Prepare Yourself in Advance

Sit down well before the appointment with your loved one's doctor and determine what it is that you need to ask or know. You may want to share some of your loved one's symptoms with her doctor to see if they mean that further testing is warranted. Make a list and put the more important issues at the top. That way if you run out of time, you've covered the most important topics first.

Practice Your Questions

Many people get nervous around doctors, but if you're stumbling too much, you might just be tempted to leave without the information you need. One way around this issue is to practice saying out loud what you're going to ask. This can help you to feel more comfortable once you're at the appointment.

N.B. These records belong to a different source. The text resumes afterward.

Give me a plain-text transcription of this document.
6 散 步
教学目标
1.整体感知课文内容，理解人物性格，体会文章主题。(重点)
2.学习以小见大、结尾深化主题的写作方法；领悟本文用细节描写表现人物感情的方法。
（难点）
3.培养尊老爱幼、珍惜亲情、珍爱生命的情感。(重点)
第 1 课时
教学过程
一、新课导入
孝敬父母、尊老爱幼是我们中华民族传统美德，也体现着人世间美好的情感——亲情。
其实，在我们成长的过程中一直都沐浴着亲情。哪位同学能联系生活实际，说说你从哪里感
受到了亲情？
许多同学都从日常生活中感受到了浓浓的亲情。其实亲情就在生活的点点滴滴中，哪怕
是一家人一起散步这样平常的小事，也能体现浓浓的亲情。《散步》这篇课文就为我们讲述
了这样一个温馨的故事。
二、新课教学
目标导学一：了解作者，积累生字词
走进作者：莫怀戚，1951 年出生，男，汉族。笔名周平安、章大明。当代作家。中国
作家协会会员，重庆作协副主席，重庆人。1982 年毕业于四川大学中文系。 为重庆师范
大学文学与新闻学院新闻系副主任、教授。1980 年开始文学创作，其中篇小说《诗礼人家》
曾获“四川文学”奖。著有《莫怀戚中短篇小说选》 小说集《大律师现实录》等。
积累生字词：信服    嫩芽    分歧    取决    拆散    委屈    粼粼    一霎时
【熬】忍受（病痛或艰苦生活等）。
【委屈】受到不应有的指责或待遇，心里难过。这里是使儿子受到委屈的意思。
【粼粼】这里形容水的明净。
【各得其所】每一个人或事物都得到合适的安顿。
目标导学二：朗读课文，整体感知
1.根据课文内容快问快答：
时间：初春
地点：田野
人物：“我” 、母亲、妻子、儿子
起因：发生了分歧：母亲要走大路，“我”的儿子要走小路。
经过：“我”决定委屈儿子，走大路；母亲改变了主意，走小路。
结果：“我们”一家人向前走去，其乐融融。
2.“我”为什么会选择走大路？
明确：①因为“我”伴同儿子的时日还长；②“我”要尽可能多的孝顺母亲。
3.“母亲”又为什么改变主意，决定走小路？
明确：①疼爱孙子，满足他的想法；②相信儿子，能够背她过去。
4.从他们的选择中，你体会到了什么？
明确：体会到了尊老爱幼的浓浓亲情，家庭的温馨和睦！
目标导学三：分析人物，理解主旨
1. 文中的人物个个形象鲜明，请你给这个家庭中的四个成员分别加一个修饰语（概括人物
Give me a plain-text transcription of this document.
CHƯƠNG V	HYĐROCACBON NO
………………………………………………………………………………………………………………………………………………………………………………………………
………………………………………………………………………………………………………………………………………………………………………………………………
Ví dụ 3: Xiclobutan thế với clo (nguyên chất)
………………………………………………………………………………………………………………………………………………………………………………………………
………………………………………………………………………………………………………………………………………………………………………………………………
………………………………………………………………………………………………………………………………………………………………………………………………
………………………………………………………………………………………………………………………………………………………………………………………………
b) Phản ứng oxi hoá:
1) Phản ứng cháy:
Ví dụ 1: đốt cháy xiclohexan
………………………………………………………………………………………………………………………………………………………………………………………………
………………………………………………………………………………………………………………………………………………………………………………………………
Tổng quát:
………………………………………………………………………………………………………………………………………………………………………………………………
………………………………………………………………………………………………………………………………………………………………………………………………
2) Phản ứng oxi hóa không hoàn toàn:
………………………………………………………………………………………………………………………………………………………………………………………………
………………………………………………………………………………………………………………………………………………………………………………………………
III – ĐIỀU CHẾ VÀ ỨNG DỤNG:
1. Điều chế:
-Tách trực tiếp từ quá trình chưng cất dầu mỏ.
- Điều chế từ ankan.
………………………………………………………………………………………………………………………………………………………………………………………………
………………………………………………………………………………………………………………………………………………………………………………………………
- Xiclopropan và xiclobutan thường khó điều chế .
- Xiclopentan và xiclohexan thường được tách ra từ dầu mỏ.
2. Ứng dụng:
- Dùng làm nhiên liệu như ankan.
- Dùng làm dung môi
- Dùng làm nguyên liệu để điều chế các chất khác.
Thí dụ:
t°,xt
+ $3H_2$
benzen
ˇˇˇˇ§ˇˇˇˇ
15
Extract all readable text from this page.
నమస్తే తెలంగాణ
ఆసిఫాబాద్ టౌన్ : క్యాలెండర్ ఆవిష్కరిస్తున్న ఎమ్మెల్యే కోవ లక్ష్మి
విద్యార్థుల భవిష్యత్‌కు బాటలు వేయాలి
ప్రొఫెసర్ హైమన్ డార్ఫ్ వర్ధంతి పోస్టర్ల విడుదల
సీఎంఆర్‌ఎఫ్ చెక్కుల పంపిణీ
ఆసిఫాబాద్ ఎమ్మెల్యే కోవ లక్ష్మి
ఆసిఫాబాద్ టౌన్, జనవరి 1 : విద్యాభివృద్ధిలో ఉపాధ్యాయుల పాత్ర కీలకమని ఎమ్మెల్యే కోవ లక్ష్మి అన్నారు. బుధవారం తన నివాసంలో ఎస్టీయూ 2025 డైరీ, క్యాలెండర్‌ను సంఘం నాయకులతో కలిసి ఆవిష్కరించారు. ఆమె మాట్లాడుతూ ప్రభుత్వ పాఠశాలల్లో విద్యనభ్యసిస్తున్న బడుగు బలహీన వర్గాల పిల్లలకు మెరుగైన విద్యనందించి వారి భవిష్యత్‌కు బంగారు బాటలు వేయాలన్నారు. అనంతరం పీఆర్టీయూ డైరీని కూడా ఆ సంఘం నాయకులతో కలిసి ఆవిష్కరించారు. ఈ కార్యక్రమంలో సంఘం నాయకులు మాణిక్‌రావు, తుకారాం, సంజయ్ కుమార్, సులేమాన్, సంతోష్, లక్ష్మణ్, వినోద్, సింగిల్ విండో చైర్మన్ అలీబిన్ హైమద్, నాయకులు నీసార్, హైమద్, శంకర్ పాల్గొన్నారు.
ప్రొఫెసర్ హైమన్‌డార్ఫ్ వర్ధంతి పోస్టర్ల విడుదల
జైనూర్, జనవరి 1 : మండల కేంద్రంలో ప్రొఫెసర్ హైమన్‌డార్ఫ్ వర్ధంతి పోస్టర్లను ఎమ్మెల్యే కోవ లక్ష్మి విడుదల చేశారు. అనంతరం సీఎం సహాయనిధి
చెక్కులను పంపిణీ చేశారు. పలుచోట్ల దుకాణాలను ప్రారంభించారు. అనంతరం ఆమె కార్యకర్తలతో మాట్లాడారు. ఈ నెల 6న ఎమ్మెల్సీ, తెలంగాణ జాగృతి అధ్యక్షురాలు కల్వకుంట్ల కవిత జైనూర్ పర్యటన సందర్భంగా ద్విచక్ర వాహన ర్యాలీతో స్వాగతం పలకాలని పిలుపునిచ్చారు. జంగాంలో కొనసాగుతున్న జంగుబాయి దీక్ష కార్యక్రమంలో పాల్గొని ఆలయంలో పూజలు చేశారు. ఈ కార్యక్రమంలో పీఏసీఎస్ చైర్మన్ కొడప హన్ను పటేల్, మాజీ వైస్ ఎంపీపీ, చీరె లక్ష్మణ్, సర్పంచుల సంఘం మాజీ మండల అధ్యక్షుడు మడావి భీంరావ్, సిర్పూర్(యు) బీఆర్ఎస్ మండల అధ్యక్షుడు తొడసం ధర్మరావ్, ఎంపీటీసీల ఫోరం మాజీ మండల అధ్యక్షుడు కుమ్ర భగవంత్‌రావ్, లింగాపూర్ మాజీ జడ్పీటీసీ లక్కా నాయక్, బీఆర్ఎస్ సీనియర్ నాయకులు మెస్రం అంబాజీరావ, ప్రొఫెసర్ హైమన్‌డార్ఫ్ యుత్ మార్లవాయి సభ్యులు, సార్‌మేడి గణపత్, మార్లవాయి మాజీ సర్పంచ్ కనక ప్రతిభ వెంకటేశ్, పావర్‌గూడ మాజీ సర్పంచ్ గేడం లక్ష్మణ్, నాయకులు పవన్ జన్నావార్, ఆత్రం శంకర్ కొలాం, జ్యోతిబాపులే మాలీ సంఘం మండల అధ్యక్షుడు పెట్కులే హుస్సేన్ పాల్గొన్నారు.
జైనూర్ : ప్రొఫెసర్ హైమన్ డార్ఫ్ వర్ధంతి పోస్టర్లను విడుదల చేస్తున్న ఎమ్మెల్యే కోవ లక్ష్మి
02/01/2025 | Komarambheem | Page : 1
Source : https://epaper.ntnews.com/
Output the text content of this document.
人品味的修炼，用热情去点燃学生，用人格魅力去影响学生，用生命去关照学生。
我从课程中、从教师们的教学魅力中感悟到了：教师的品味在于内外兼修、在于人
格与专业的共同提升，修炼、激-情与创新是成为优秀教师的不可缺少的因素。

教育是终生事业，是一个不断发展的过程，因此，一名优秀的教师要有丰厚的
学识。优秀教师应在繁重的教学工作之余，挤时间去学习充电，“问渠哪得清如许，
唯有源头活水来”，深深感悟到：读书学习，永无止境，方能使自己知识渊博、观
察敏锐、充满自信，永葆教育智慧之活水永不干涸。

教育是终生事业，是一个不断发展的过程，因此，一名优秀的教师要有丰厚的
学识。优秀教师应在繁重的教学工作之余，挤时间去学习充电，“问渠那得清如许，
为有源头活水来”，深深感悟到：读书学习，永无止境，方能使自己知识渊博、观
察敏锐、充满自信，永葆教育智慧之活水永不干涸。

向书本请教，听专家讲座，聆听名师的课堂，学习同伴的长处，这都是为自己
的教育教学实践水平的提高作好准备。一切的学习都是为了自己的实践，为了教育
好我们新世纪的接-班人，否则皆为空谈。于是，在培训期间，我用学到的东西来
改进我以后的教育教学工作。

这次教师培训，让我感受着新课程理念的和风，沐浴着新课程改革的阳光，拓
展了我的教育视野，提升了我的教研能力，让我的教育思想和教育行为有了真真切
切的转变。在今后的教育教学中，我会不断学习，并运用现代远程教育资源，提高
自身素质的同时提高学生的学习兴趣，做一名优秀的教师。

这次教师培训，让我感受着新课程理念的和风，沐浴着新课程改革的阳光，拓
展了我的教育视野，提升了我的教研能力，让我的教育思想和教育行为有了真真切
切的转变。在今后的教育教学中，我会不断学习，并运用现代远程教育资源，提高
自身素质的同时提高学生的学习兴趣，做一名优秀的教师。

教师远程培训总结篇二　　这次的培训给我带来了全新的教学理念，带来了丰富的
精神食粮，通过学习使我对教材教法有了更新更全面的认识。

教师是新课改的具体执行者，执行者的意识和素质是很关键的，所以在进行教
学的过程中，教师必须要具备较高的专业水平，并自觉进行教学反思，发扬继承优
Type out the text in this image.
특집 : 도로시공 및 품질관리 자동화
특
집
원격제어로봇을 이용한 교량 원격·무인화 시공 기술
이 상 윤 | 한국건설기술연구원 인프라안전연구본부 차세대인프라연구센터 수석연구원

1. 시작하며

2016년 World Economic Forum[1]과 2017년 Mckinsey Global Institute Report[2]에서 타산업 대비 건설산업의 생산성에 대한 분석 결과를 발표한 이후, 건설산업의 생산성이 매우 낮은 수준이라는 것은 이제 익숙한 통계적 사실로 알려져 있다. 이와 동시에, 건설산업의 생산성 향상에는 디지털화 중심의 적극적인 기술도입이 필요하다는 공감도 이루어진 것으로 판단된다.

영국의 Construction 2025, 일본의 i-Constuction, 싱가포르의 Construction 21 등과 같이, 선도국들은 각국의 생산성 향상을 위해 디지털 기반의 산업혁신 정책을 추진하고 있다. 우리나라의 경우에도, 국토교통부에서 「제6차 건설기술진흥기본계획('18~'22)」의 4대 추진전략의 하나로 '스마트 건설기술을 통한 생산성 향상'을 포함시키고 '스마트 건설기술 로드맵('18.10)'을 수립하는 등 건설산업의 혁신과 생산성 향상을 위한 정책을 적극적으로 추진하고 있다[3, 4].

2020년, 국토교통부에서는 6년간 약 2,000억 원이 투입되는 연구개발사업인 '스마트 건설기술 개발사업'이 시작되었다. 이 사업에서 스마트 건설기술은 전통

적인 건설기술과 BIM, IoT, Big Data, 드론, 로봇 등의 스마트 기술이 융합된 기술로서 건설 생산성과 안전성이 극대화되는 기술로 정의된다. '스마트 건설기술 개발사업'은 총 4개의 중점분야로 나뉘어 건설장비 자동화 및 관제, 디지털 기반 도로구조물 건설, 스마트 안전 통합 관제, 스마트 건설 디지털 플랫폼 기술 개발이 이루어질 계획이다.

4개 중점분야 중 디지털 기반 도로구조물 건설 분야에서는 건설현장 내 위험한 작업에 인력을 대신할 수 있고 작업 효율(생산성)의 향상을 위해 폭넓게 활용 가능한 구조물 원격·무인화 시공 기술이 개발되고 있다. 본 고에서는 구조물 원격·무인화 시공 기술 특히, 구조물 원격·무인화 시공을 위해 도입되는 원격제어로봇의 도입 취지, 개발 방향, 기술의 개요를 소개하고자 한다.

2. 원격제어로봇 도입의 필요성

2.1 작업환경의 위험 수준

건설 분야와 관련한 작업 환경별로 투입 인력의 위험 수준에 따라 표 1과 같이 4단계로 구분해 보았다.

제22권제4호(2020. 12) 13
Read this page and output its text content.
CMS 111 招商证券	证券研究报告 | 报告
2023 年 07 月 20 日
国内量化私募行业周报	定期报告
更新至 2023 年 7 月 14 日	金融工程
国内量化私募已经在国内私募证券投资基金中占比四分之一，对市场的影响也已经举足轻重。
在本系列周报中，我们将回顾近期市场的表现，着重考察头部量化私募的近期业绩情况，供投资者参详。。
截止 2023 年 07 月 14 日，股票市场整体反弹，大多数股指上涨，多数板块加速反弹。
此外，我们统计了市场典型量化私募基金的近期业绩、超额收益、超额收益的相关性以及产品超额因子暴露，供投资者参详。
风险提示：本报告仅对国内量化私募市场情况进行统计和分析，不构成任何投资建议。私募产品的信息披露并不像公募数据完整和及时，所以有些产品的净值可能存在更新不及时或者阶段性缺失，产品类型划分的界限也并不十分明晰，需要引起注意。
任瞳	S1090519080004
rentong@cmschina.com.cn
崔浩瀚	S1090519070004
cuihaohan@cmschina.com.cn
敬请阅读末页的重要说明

Ask about Taking Notes or Recording the Conversation

Listening is the most important thing you're going to be doing at the appointment, but again nerves can get in the way. Ask your loved one's doctor if it's alright for you to record the conversation or to take notes. Taking notes can be distracting for some people, so recording the conversation allows you to review every word when you're more comfortable.

Ask for Clarification

When your loved one's doctor gives you responses, ask for clarification if and when you need it. The answers you're getting won't mean much if they don't fully make sense to you. It's not a bad thing at all to ask follow up questions when you're talking to your loved one's doctor.

Follow up as Needed

After the appointment, you may remember or have additional questions or your loved one might show some new symptoms. Make sure to follow up with your loved one's doctor to make sure that you've got all of the information that you need, especially in light of new questions or information.

If you're really intimidated by your loved one's doctor, ask another family member or your loved one's home care provider to roleplay the interaction with you.